Government of Zimbabwe, key donors and partners commit to working more closely with ICRISAT
ICRISAT’s standing as an important partner in Zimbabwe’s efforts to build resilient food and nutrition systems was reaffirmed by the Government, donors and development partners in various meetings with ICRISAT staff Dr Rebbie Harawa, Regional Director – Eastern and Southern Africa, and Ms Anita Pirani, Director – Business Development, during their recent visit to the country.
The meetings reiterated the great potential for drought-tolerant cereals such as sorghum and millets, positioned as ‘Future Grains’ for the drier regions of Zimbabwe, indicating timely opportunity for ICRISAT’s scientific interventions.
Contributing to the national strategy: ICRISAT’s important role as a consortium partner working on a national strategy for increasing productivity of drought-tolerant crops like sorghum and millets was acknowledged in a meeting with the Ministry of Lands, Agriculture, Fisheries, Water and Rural Development.
The Minister Dr Anxious Jongwe Masuka and Dr Dumisani Kutywayo, Chief Director in the Department of Research and Specialist Services within the Ministry, informed that the Strategy envisages 200-300 K tons of dryland cereals as part of its 1.5 M tons grain reserves. ICRISAT is working closely with the Government’s Crop Breeding Institute to speed up final trials and release hybrids by the end of 2022.

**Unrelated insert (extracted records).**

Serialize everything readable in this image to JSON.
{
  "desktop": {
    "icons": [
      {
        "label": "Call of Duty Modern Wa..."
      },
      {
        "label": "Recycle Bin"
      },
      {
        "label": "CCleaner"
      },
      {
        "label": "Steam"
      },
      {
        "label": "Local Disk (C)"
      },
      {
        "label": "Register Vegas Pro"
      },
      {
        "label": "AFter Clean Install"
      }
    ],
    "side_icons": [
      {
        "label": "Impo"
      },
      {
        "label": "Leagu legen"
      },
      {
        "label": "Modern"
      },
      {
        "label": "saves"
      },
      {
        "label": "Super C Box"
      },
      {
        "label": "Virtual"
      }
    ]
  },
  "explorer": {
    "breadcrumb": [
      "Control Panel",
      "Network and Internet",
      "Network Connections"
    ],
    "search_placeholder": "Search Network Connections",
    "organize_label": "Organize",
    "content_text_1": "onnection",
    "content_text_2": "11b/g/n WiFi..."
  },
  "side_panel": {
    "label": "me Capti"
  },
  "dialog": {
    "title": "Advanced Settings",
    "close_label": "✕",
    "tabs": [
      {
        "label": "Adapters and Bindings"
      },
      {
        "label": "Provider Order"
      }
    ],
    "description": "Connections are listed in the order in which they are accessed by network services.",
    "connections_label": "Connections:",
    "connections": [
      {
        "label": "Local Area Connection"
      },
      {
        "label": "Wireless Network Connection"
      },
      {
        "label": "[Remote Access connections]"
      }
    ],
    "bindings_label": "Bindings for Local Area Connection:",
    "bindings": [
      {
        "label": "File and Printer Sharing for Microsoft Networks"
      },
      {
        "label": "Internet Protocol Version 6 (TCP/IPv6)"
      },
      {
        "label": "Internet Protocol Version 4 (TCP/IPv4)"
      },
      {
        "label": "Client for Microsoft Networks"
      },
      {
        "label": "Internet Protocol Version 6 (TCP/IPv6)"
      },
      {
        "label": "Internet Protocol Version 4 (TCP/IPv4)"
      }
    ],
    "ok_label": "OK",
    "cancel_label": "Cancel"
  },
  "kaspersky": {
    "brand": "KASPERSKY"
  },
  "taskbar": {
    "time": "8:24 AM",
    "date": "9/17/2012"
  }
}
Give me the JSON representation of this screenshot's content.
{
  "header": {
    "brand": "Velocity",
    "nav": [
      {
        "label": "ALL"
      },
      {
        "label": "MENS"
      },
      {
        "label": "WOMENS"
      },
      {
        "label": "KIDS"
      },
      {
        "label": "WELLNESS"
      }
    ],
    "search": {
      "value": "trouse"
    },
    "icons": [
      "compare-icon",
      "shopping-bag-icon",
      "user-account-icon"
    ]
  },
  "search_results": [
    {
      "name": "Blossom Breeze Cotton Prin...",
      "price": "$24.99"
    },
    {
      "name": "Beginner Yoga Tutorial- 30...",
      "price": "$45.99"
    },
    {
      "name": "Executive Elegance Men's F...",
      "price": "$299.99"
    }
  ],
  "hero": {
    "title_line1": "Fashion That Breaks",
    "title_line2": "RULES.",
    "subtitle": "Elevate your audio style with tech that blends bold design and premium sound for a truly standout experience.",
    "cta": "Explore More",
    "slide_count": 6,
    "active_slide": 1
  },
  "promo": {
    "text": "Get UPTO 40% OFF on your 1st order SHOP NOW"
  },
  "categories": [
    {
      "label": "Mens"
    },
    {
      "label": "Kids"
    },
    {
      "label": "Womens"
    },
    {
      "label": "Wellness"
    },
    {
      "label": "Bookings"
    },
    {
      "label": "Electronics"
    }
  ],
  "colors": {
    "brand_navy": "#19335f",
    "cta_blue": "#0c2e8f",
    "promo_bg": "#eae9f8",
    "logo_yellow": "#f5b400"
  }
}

ICRISAT will also work with the private sector to develop a robust seed system for the hybrids to reach farmers. In the meeting, ICRISAT reaffirmed its commitment to continue working with the Government to complement efforts in improving dryland agriculture. The Government acknowledged the value of the ICRISAT Genebank and emphasized joint fundraising efforts to sustain operations. The Government of Zimbabwe is committed to supporting the facility through the secondment of staff in the short-term and through lobbying for ICRISAT’s financial support at the International Treaty on Plant Genetic Resources for Food and Agriculture in 2022.
Indian Embassy in Zimbabwe to join efforts in popularizing millets: Potential areas for collaboration were explored in a meeting with the Indian High Commissioner to Zimbabwe, His Excellency, Vijay Khanduja. ICRISAT’s work in dryland regions aligns with the Government of Zimbabwe’s recent call to increase productivity of sorghum and millets and resonates with the Indian Government’s call to the UN to designate 2023 as the International Year of Millets. The Indian Embassy agreed to team up with ICRISAT and the Government to popularize millets for their nutrition, resilience and increased income to farmers.
Revitalizing collaborations with key donors and partners: Partners expressed keen interest to continue working with ICRISAT. The areas of common interest included natural resource management, agribusiness for resilient markets, digital agriculture and climate-smart agriculture. The team held discussion and meetings with the USAID (Economic Growth Office), Foreign, Commonwealth and Development Office (FCDO), European Union (EU), UNDP-Zimbabwe Resilience Building Fund (ZRBF), CARE-Zimbabwe, Save the Children-Zimbabwe, Welthungerhilfe, Econet Wireless (Cassava Smartech Division), the University of Zimbabwe and the Centre for Agriculture and Food Policy (CAFP).